Raising money to ship $165,000 worth of books to the eastern part of Africa is not among the requirements for a Ph.D. from the Arnold School of Public Health.

But nonetheless, it's a happy challenge for Irene Okech, a native Kenyan and doctoral candidate in the Arnold School's Department of Health Services Policy and Management.

The books were donated by Books for Africa, a U.S.-based non-profit dedicated to ending a longtime book famine in Africa. The books are being housed in a 40-foot container at a Smyrna, Ga., warehouse waiting on the non-profit organization Imbako Public Health to raise $6,000 in shipping costs.

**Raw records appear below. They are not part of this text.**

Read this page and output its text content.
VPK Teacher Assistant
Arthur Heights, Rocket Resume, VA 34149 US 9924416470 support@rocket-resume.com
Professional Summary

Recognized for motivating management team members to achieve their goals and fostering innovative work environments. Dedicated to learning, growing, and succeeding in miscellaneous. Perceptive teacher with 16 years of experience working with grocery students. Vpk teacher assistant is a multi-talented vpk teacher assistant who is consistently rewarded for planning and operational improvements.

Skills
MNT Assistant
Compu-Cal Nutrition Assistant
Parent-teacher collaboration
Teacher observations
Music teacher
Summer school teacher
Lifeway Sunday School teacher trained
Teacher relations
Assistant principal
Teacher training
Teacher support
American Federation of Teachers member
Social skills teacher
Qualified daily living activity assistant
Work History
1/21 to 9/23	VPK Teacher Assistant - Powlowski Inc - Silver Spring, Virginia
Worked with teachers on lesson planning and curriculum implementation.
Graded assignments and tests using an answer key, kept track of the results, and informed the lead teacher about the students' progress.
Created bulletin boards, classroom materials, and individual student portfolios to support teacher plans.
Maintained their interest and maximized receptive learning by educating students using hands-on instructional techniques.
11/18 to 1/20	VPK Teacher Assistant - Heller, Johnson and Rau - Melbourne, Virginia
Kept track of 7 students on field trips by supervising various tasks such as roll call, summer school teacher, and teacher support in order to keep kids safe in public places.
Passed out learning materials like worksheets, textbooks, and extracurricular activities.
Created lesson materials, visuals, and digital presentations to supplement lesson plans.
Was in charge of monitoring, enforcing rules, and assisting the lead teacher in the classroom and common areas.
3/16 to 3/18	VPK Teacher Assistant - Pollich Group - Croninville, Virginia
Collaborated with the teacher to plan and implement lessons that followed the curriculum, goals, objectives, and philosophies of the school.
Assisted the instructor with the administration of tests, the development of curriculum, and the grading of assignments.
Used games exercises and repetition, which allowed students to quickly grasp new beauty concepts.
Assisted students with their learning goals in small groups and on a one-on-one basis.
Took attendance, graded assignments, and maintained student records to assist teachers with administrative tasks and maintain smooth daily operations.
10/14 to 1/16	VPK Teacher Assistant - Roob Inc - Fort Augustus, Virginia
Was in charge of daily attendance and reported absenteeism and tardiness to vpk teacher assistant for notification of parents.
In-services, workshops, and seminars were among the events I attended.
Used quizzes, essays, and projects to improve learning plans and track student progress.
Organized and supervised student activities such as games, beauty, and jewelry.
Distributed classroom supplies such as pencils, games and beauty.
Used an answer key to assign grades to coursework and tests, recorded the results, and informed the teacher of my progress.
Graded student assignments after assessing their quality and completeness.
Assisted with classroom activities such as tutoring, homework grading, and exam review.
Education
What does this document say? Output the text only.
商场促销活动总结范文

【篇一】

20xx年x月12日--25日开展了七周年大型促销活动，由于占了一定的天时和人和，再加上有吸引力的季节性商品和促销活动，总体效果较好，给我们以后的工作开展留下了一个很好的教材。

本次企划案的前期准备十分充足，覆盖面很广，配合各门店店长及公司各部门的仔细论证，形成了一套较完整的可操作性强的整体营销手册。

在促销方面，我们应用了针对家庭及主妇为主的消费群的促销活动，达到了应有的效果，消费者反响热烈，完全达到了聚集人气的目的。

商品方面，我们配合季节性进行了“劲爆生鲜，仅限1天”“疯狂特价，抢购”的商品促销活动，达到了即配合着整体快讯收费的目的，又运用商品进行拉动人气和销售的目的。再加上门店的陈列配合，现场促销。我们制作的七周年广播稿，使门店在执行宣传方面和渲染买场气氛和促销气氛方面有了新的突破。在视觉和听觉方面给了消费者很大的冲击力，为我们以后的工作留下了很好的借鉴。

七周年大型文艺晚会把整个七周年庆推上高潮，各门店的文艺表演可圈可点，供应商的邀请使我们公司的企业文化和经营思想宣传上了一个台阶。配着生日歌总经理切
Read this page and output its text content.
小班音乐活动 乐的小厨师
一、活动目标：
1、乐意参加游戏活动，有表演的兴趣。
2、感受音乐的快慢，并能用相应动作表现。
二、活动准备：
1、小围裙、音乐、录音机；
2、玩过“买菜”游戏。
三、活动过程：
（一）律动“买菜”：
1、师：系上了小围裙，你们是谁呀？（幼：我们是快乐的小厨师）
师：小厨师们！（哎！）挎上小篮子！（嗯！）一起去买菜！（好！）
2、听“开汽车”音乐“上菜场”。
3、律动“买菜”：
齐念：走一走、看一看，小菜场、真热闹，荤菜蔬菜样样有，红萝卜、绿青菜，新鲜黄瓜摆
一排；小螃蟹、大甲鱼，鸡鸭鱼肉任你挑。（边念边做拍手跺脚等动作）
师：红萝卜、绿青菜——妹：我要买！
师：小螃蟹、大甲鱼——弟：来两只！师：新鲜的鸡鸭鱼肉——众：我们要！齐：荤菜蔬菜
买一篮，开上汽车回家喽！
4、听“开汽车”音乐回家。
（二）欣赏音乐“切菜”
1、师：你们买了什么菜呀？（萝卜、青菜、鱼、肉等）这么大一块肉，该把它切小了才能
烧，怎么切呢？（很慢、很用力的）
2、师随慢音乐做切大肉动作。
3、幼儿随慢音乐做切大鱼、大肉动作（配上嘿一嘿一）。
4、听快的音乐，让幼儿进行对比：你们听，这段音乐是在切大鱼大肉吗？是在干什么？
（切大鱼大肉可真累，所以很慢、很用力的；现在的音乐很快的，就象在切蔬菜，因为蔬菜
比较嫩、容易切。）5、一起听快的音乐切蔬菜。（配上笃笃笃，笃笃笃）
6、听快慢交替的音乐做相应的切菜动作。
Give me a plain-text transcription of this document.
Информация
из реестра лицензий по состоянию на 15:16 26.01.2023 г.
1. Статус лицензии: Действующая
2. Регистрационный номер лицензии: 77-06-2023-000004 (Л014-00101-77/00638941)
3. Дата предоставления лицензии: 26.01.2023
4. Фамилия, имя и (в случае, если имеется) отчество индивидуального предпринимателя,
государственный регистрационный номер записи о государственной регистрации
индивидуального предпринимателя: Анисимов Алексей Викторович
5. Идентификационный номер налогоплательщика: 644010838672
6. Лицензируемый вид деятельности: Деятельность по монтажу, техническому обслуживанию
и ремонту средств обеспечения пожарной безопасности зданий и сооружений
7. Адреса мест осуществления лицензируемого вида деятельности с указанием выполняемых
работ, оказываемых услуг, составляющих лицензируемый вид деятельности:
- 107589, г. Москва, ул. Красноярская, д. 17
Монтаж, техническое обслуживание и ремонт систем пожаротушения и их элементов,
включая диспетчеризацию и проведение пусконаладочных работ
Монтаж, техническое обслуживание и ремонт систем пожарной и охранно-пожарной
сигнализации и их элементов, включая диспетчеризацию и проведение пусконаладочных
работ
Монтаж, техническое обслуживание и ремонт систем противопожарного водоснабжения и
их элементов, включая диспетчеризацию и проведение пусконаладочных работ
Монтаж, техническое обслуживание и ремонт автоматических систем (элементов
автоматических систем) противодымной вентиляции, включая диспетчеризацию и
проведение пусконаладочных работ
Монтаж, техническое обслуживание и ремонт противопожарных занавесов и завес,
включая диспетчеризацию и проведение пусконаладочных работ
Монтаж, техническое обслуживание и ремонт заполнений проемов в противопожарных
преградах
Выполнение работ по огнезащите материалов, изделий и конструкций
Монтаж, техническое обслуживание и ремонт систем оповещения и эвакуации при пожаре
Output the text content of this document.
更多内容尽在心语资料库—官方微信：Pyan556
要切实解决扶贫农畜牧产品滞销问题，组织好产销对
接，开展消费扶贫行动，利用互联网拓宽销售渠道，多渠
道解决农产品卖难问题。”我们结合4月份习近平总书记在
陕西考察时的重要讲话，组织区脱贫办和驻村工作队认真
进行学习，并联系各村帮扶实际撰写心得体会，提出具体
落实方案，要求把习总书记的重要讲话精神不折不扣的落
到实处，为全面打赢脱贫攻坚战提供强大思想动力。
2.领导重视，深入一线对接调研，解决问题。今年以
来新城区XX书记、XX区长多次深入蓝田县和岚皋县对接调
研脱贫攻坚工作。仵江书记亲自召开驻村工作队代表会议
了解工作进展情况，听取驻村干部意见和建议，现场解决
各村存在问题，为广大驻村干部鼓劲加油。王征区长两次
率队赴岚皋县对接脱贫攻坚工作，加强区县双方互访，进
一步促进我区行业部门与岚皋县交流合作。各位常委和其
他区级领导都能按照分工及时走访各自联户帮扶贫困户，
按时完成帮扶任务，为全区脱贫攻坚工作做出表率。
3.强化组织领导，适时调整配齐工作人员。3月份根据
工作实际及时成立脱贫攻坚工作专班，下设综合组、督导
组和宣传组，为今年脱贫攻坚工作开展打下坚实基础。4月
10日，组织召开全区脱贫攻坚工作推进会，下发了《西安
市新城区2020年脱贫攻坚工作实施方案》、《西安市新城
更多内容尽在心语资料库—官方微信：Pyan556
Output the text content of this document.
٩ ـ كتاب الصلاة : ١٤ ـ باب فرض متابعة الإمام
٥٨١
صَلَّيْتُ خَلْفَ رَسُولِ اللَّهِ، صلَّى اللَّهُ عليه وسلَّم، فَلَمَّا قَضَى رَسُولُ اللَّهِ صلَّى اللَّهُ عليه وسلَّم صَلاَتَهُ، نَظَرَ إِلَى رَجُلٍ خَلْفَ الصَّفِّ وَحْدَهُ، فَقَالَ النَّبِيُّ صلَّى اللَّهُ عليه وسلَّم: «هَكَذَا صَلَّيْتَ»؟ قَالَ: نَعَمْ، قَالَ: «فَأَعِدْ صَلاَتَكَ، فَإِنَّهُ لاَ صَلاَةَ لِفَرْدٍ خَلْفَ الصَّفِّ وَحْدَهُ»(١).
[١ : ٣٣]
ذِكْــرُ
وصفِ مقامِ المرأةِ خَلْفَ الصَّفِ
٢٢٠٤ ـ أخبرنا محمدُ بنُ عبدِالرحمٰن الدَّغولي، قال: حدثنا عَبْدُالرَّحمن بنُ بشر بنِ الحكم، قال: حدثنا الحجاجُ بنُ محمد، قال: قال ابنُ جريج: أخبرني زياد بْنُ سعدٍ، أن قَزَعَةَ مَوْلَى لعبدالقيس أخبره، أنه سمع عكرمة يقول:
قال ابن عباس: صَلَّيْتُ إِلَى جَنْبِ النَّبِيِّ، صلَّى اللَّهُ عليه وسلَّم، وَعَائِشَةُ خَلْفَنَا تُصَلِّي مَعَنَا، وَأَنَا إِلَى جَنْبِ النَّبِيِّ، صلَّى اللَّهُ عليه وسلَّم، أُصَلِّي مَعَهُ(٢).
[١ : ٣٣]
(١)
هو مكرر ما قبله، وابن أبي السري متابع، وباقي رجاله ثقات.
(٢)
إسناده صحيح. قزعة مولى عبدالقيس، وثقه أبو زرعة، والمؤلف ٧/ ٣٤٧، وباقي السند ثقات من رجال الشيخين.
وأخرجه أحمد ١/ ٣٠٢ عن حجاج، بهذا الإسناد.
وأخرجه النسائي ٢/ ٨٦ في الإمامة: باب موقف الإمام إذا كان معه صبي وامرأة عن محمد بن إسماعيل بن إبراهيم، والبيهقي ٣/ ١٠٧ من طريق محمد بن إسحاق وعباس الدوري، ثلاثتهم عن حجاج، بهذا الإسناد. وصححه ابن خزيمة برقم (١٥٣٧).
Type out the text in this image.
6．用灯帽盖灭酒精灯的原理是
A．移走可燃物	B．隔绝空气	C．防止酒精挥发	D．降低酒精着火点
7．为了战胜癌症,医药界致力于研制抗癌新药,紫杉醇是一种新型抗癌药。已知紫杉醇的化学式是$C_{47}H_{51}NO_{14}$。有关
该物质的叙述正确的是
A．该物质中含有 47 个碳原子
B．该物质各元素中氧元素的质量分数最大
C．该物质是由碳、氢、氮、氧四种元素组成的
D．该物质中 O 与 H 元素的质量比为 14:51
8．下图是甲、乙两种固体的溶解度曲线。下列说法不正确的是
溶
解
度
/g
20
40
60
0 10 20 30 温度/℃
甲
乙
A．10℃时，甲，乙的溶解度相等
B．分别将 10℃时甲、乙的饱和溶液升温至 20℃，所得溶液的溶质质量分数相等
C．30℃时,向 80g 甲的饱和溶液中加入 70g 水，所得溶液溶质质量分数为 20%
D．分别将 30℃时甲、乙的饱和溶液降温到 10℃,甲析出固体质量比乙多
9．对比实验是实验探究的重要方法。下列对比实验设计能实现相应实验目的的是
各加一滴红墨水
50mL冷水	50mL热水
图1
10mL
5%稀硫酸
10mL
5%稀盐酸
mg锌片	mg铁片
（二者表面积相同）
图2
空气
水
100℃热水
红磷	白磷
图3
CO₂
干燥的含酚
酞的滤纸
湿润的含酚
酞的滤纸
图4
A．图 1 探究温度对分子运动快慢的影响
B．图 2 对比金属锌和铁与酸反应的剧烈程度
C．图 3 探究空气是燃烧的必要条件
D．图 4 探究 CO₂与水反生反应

Imbako was founded in 2008 by Irene Okech and her mother, Judith Okech, a registered nurse and midwife. Imbako has operations in the United States and Kenya dedicated to allaying disparities in healthcare and education facing women and children in rural Kenya.

The books will be used to establish the Imbako Public Health Library, in Sitatunga, Kitale, and to supplement the reading material in secondary and primary schools in Kitale, an agricultural town in the western part of Kenya.

Kenya is an east African nation of 39 million residents, sitting on the equator with a climate ranging from desert to subtropical. It has a strong national economy and is famous for its coffee and tea. Recently it has developed a strong horticultural industry, producing flowers for markets in Europe.

The book project is a labor of love.

"I was fortunate because I grew up in communities where I had several libraries to go to. I love to read and it was those 'reading dreams' that have led me to where I am today," she said.

Okech submitted a proposal to Books for Africa early last summer and was overjoyed to learn of its acceptance in November. The only catch was that Imbako Public Health would need to cover the shipping costs of the donated books.

The Okech's

Irene Okech, right, and her mother Judith
Okech have formed Imbako Public Health
to help reduce disparities in
education and health among women
and children living in Kenya.

Raising money in this economy has been a tough job, but Okech has about $1,000 in donations so far and is hopeful that she can find donors for the remainder of the shipping bill by the end of March.

Okech's academic training includes a bachelor's degree in biology from the University of Nairobi, Chiromo Campus, based in Kenya's capitol city. She has lived in the United States for the past five years during which time she earned a master's degree in healthcare management and policy from Brenau University in Atlanta and started work on her doctorate at USC. Her work with Imbako Public Health, based in Alpharetta, Ga., also keeps her busy.

Last July, Imbako partnered with members of Beta Alpha Psi, an honorary organization for master's degree students and professionals at Georgia State University, on the Global Impact Project, a scholarship award program that aims to provide tuition assistance for young Kenyan girls and boys from rural areas.

To date, the Global Impact Project has paid for the full tuition of five young women from rural Kenya, who will study for associate and graduate degrees in the business, education, and nursing fields.

The connection with Georgia State continues to be reciprocal. Last September, master's degree students from GSU selected Imbako as the subject of a communication audit class project. In December, the student team ultimately provided Imbako management with comprehensive recommendations aimed at strengthening its communication strategies.

If her schedule remains on track, Okech said she will finish work on her doctorate next fall. Afterward she hopes to remain in the United States for several years to work and gain experience in healthcare policy.

"I want to do this to gain additional experience so I can better serve my people when I return home," she said.

She said working for the U.S. Centers for Disease Control and Prevention is one postgraduate job opportunity she hopes to explore.

In the immediate future, however, the library books are a top priority.